Trois lampes ont été dressées, une embarcation de la caserne d’Audruicq mise à l’eau. Deux plongeurs de la caserne du Tunnel sous la Manche, guidés par un chef d’unité de la caserne de Boulogne, ont inspecté le fond du canal. Plusieurs allers-retours ont été effectués au fond du canal. En vain. « Malgré une assez bonne visibilité et un courant en surface assez faible », explique un des secouristes. Après plus de cent vingts minutes de recherches, les secours ont cessé, vers deux heures.

Pendant ce temps, les forces de l’ordre ont interpellé deux personnes, d’origine iranienne, âgées de 22 et 23 ans. Elles ont été placées en garde à vue et emmenées au commissariat de Calais.

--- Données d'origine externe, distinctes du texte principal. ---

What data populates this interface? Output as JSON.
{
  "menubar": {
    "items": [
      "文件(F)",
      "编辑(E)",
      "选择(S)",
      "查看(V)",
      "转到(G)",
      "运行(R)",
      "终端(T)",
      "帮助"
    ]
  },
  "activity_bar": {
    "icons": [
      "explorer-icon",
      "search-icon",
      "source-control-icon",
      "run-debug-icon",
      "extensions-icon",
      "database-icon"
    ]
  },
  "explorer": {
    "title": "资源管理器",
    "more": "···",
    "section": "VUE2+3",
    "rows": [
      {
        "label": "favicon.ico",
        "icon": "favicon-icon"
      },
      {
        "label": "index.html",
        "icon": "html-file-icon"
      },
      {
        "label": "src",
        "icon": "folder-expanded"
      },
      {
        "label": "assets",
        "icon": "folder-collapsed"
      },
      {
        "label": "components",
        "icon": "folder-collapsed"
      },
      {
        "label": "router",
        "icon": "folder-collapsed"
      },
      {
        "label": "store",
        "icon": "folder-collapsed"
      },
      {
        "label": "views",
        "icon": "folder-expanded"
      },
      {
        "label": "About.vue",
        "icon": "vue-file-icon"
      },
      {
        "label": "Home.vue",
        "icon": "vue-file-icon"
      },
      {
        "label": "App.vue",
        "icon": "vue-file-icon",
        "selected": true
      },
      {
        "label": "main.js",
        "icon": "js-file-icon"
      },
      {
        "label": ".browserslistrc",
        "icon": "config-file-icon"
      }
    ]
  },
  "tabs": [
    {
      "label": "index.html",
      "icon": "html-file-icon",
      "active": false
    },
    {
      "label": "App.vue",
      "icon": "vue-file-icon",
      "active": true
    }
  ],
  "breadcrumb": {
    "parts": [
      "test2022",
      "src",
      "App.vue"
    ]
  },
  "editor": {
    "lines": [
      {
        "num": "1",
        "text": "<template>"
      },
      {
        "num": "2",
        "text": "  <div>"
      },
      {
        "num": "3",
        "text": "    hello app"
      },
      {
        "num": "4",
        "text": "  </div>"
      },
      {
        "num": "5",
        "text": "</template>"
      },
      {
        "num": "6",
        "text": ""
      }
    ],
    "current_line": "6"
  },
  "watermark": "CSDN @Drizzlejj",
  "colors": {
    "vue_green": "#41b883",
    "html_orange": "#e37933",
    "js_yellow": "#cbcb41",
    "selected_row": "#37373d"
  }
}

Pas de corps, pas d’affaire

Les secours ont repris hier matin. Cette fois trois plongeurs de la brigade nautique de Saint-Valery-sur-Somme ont exploré les eaux du canal.

Toujours pas de corps. Les recherches ont alors définitivement cessé hier en fin d’après-midi. Les deux personnes placées en garde à vue, la veille, ont été remises en liberté au même moment.

À cette heure, deux hypothèses apparaissent les plus vraisemblables : soit les deux témoins ont mal vu, soit la personne, qui aurait été jetée à l’eau, est parvenue à sortir du canal et s’en est allée sans demander son reste.